I think we're in violent agreement here.

>And Python's own integers hash to
>themselves, which isn't what I'd call "widely distributed", but which
>works well in practice.

This may be because the "raw" hash (in this case the int value) is 
itself further hashed (giving more evenness) and then moduloed into the 
finite number of slots in the dict.

>> The latter has more flexibility. A dict has keys. If the dicts are quite
>> varied (sets of tags for example), it may be effective to just hash the
>> keys. But if the dict keys are similar (labelled CSV-rows-as-dicts, or
>> likewise with database rows) this will go badly because the hashes will
>> all (or maybe mostly) collide.
>
>The general recommendation is to use all the same data for hashing as
>you use for equality checking. What's the point of just hashing the
>keys, if the values also contribute to equality?
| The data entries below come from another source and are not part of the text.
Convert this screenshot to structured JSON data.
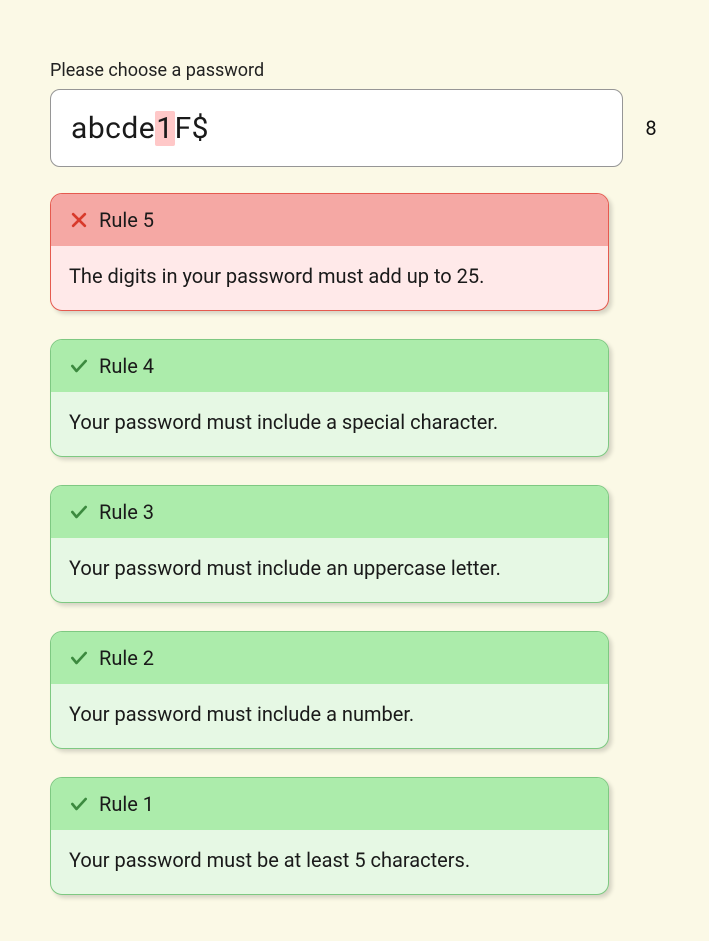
{
  "prompt": "Please choose a password",
  "password": {
    "pre": "abcde",
    "highlighted": "1",
    "post": "F$",
    "length": "8"
  },
  "colors": {
    "fail_icon": "#d83a2b",
    "pass_icon": "#3c8a3f"
  },
  "rules": [
    {
      "number": "Rule 5",
      "status": "fail",
      "text": "The digits in your password must add up to 25."
    },
    {
      "number": "Rule 4",
      "status": "pass",
      "text": "Your password must include a special character."
    },
    {
      "number": "Rule 3",
      "status": "pass",
      "text": "Your password must include an uppercase letter."
    },
    {
      "number": "Rule 2",
      "status": "pass",
      "text": "Your password must include a number."
    },
    {
      "number": "Rule 1",
      "status": "pass",
      "text": "Your password must be at least 5 characters."
    }
  ]
}
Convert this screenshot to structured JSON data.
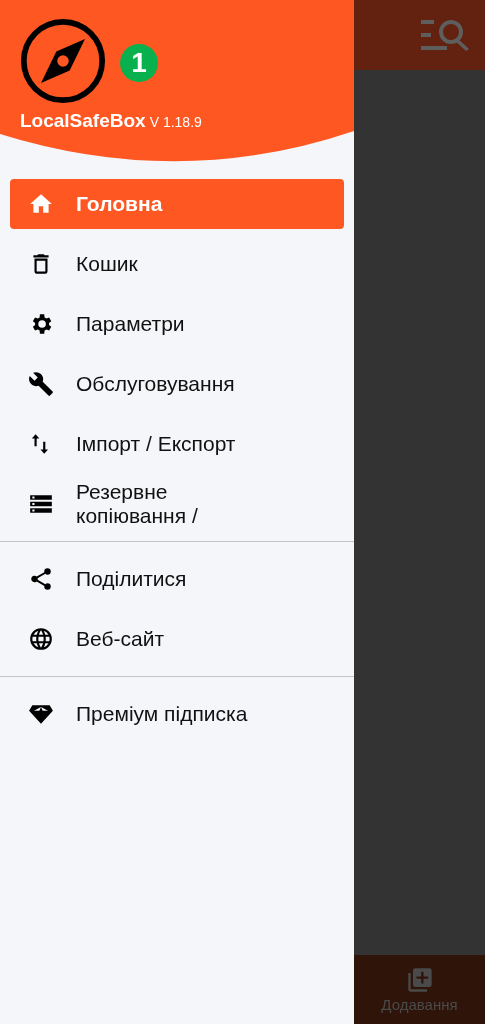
{
  "drawer": {
    "app_name": "LocalSafeBox",
    "version": "V 1.18.9",
    "badge": "1",
    "sections": [
      {
        "items": [
          {
            "label": "Головна",
            "selected": true
          },
          {
            "label": "Кошик",
            "selected": false
          },
          {
            "label": "Параметри",
            "selected": false
          },
          {
            "label": "Обслуговування",
            "selected": false
          },
          {
            "label": "Імпорт / Експорт",
            "selected": false
          },
          {
            "label": "Резервне копіювання /",
            "selected": false
          }
        ]
      },
      {
        "items": [
          {
            "label": "Поділитися",
            "selected": false
          },
          {
            "label": "Веб-сайт",
            "selected": false
          }
        ]
      },
      {
        "items": [
          {
            "label": "Преміум підписка",
            "selected": false
          }
        ]
      }
    ]
  },
  "bottom_nav": {
    "label": "Додавання"
  }
}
I'd just keep it
>simple, and hash both.

Well, hash functions want to be fast. The case where you look up a key 
in a dict (which needs both the hash and a comparison) is not the only 
situation. When a dict's bucket array is resized, the hash functions of 
all stored objects require recomputation, but the equality test is _not_ 
required. Is the hash is very cheap, that is a large benefit here.

I just took a look at the CPython hashtable.c, you can see the rehashing 
process here:


https://github.com/python/cpython/blob/7c776521418676c074a483266339d31c950f516e/Python/hashtable.c#L280

Just an aside, that's got a bunch of interesting opimitsations in it, 
people has put serious work into making this fast and it remains very 
readable!

Suppose I have a nested tree of (hashable) frozen dicts of whatever 
flavour. An equality test requires a deep comparison all the way down 
including the values. You could make a much cheaper hash function which 
hashed just keys, yea, even only unto the upper layer or 2, and still 
meet the primary criterion: all equal items have the same hash value.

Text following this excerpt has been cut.